Some of the best award shows are from the 1970s, when the greats from Hollywood’s Golden Era and the (at the time) new generation of entertainers mingled and celebrated the medium they loved. And this was clearly evident 50 years ago, when the films from the beginning of a new decade were recognized. Held on April 15, 1971, this was the third consecutive year in which there was no host; instead, “34 friends of Oscar,” including Goldie Hawn, Harry Belafonte and Steve McQueen, presented the awards. There are quite a few legendary moments from that ceremony half a century ago: a groundbreaking documentary made Oscar history, there were some firsts in the acting categories and two legends were honored.
Although Marlon Brando‘s Oscar refusal in 1973 is better remembered, George C. Scott was actually the first actor to decline the award, following a Best Actor win for his performance in “Patton.” He believed that actors shouldn’t compete, and that the Academy Awards are “a two-hour meat parade, a public display with contrived suspense for economic reasons.” Despite his refusal of the award, he would be nominated again the following year for “The Hospital,” which would be his last nomination.
Another anomaly in this year is the fact that all the nominees for both Best Actor and Best Actress were first-time nominees for those categories. This had not happened in the Best Actor category since the Seventh Academy Awards, and since the Sixth Awards for Best Actress, and is the last time that has happened in either of those categories. In addition, screen and theater legend (and EGOT champ) Helen Hayes received her second Oscar that evening, winning Best Supporting Actress for her role in “Airport,” becoming the first actor or actress to win an Academy Award in both the lead and supporting categories. She also set a record for the longest gap between acting wins, having won for Best Actress in 1932 for “The Sin of Madelon Claudet.” Her record of 39 years between acting wins stands today.

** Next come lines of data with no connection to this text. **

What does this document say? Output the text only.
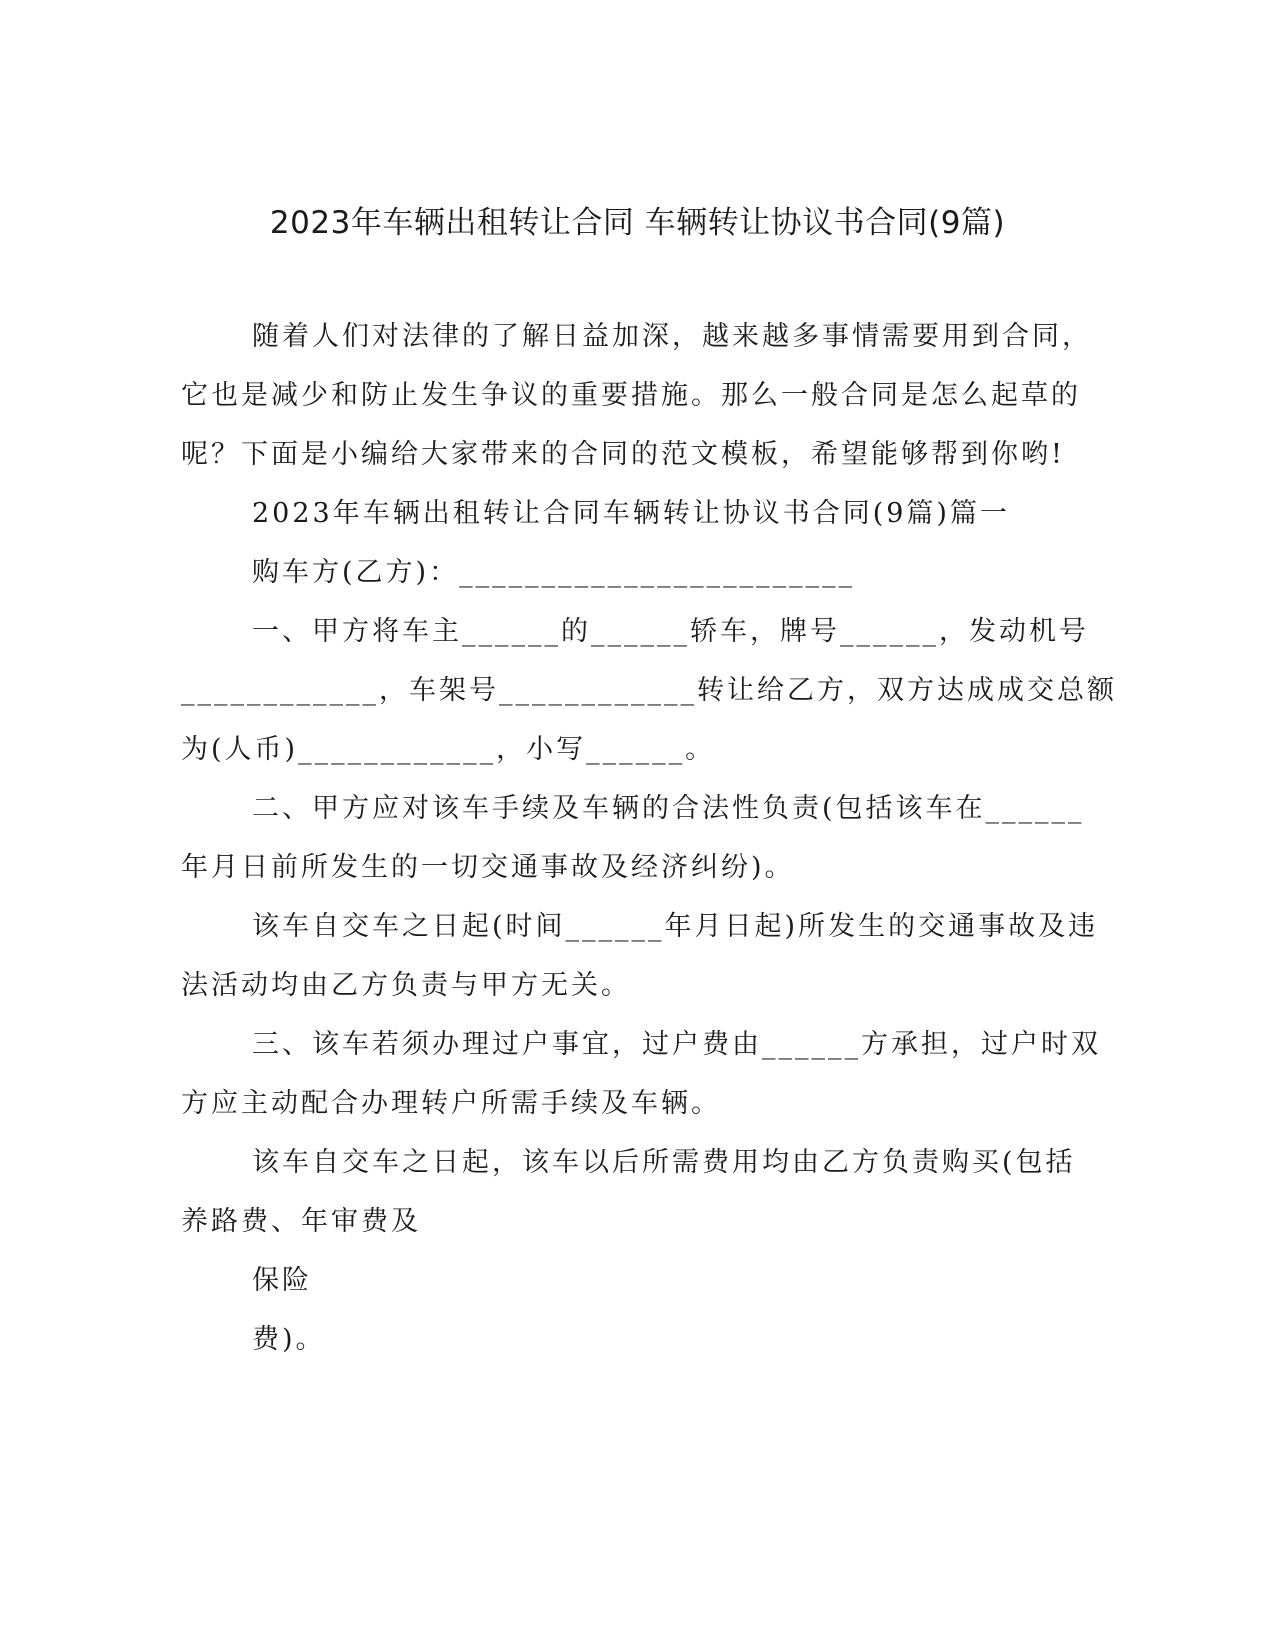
2023年车辆出租转让合同 车辆转让协议书合同(9篇)
随着人们对法律的了解日益加深，越来越多事情需要用到合同，
它也是减少和防止发生争议的重要措施。那么一般合同是怎么起草的
呢？下面是小编给大家带来的合同的范文模板，希望能够帮到你哟!
2023年车辆出租转让合同车辆转让协议书合同(9篇)篇一
购车方(乙方)：________________________
一、甲方将车主______的______轿车，牌号______，发动机号
____________，车架号____________转让给乙方，双方达成成交总额
为(人币)____________，小写______。
二、甲方应对该车手续及车辆的合法性负责(包括该车在______
年月日前所发生的一切交通事故及经济纠纷)。
该车自交车之日起(时间______年月日起)所发生的交通事故及违
法活动均由乙方负责与甲方无关。
三、该车若须办理过户事宜，过户费由______方承担，过户时双
方应主动配合办理转户所需手续及车辆。
该车自交车之日起，该车以后所需费用均由乙方负责购买(包括
养路费、年审费及
保险
费)。
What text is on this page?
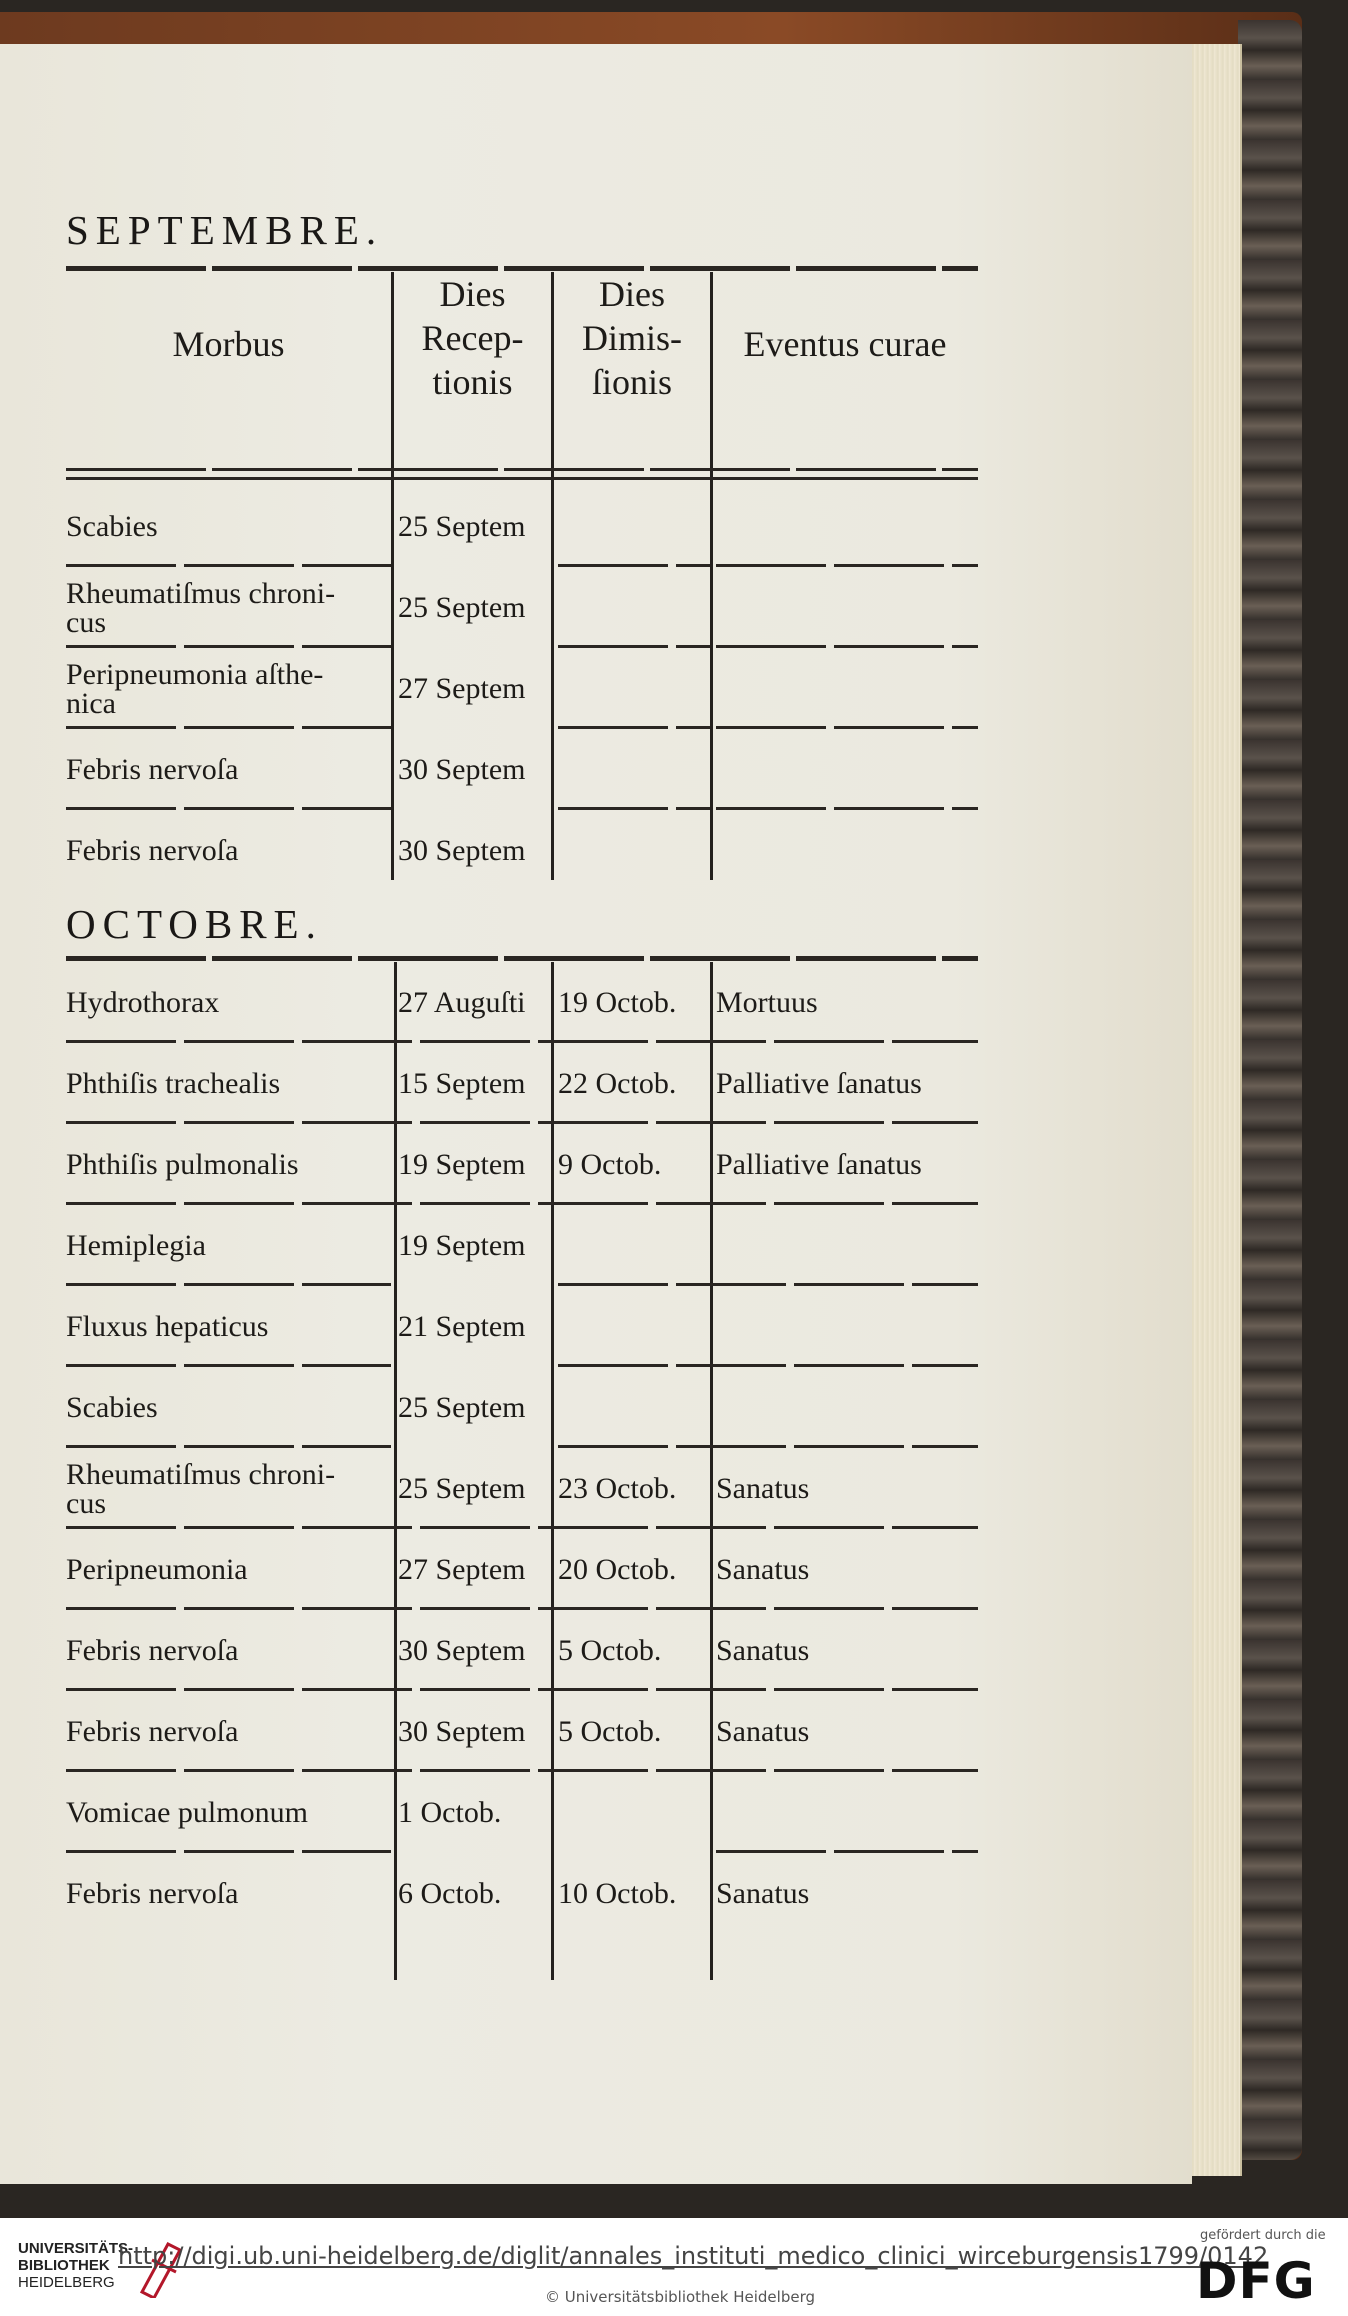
SEPTEMBRE.
Morbus
Dies
Recep-
tionis
Dies
Dimis-
ſionis
Eventus curae
Scabies	25 Septem
Rheumatiſmus chroni-
cus	25 Septem
Peripneumonia aſthe-
nica	27 Septem
Febris nervoſa	30 Septem
Febris nervoſa	30 Septem
OCTOBRE.
Hydrothorax	27 Auguſti	19 Octob.	Mortuus
Phthiſis trachealis	15 Septem	22 Octob.	Palliative ſanatus
Phthiſis pulmonalis	19 Septem	9 Octob.	Palliative ſanatus
Hemiplegia	19 Septem
Fluxus hepaticus	21 Septem
Scabies	25 Septem
Rheumatiſmus chroni-
cus	25 Septem	23 Octob.	Sanatus
Peripneumonia	27 Septem	20 Octob.	Sanatus
Febris nervoſa	30 Septem	5 Octob.	Sanatus
Febris nervoſa	30 Septem	5 Octob.	Sanatus
Vomicae pulmonum	1 Octob.
Febris nervoſa	6 Octob.	10 Octob.	Sanatus
UNIVERSITÄTS-
BIBLIOTHEK
HEIDELBERG
http://digi.ub.uni-heidelberg.de/diglit/annales_instituti_medico_clinici_wirceburgensis1799/0142
© Universitätsbibliothek Heidelberg
gefördert durch die
DFG
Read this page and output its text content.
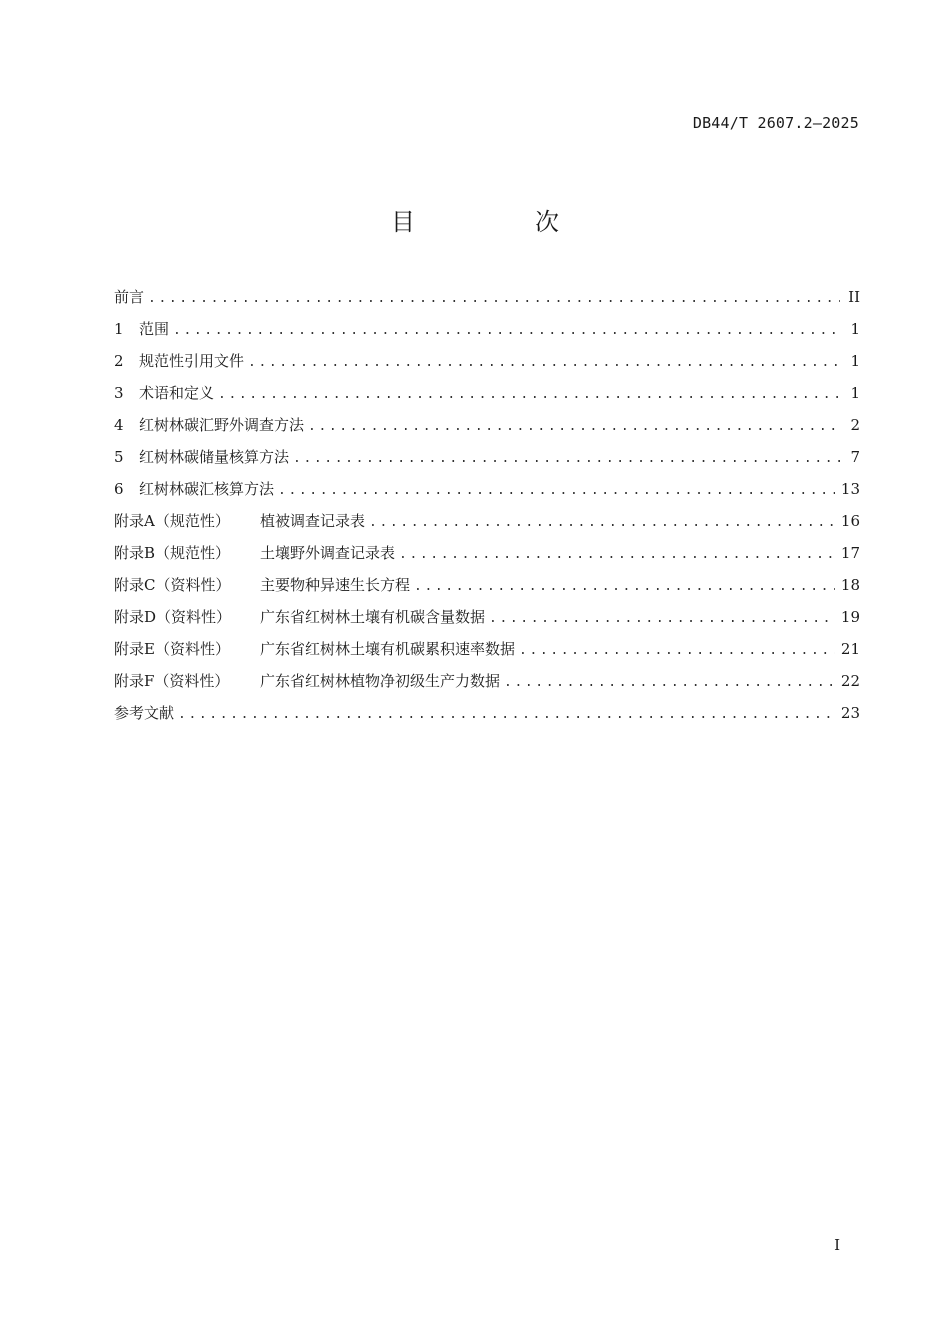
DB44/T 2607.2—2025
目　次
前言 .....	II
1	范围 .....	1
2	规范性引用文件 .....	1
3	术语和定义 .....	1
4	红树林碳汇野外调查方法 .....	2
5	红树林碳储量核算方法 .....	7
6	红树林碳汇核算方法 .....	13
附录A（规范性）	植被调查记录表 .....	16
附录B（规范性）	土壤野外调查记录表 .....	17
附录C（资料性）	主要物种异速生长方程 .....	18
附录D（资料性）	广东省红树林土壤有机碳含量数据 .....	19
附录E（资料性）	广东省红树林土壤有机碳累积速率数据 .....	21
附录F（资料性）	广东省红树林植物净初级生产力数据 .....	22
参考文献 .....	23
I
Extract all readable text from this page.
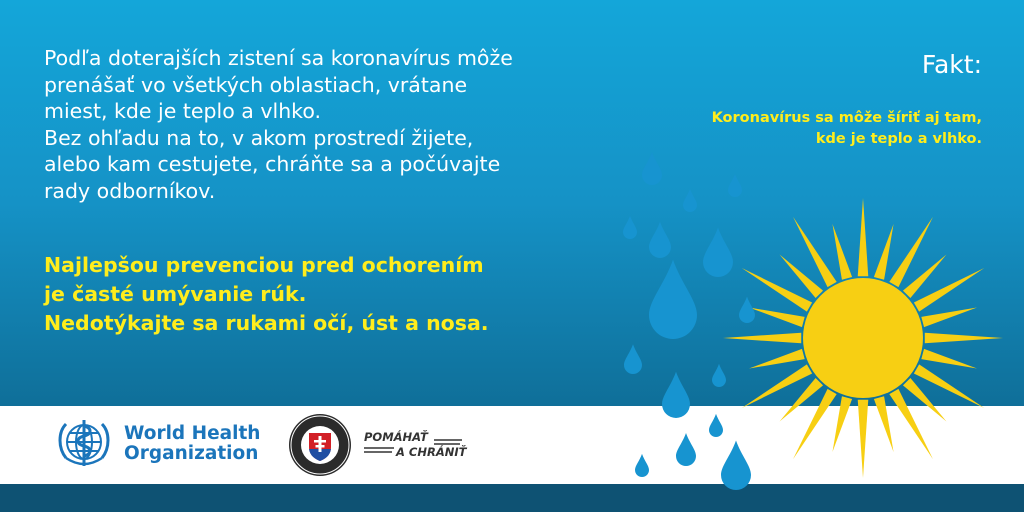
Podľa doterajších zistení sa koronavírus môže

prenášať vo všetkých oblastiach, vrátane

miest, kde je teplo a vlhko.

Bez ohľadu na to, v akom prostredí žijete,

alebo kam cestujete, chráňte sa a počúvajte

rady odborníkov.

Najlepšou prevenciou pred ochorením

je časté umývanie rúk.

Nedotýkajte sa rukami očí, úst a nosa.

Fakt:

Koronavírus sa môže šíriť aj tam,

kde je teplo a vlhko.

World Health
Organization
POMÁHAŤ
A CHRÁNIŤ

Hayes wasn’t the only legend honored that evening. Acclaimed writer, director and actor Orson Welles received an Honorary Oscar 30 years after his groundbreaking film “Citizen Kane.” Although he had won Best Original Screenplay for that film (shared with Herman J. Mankiewicz), it has been argued that “Citizen Kane” should have received more accolades, and Welles himself had not received any more nominations for later films. Also receiving an Honorary award was “The First Lady of American Cinema,” Lillian Gish. Renowned for her work with director D.W. Griffith in the early days of filmmaking, she is credited pioneering film acting techniques.
Other winners for the 1971 ceremony included Glenda Jackson, who received her first of four Best Actress nominations between 1971 and 1976, winning for “Women in Love.” She would go on to win again three years later for “A Touch of Class.” In the Best Supporting Actor category, John Mills won on his only nomination, for his role in “Ryan’s Daughter.” The big winner for the evening was “Patton,” which came into the evening tied with “Airport” at ten nominations. “Patton” stormed to victory seven wins, claiming the Best Picture prize over “Airport,” “Five Easy Pieces,” “Love Story” and “M*A*S*H.” However, Hayes’s acting triumph was the only win for “Airport.”
One indicator of the changes in both cinema and American culture at the time is the commercial and critical success of “Woodstock.” Not only did “Woodstock” win for Best Documentary, it remains to date the only documentary in Oscar history to receive three nominations, the other two being for Best Film Editing and Best Sound Mixing. It was the first documentary to receive nominations in these two categories, and remains the only one to receive a nod for Sound Mixing. Fifty years later, this documentary film is considered by many to be the greatest American documentary ever made, and continues to be enjoyed by audiences across several generations.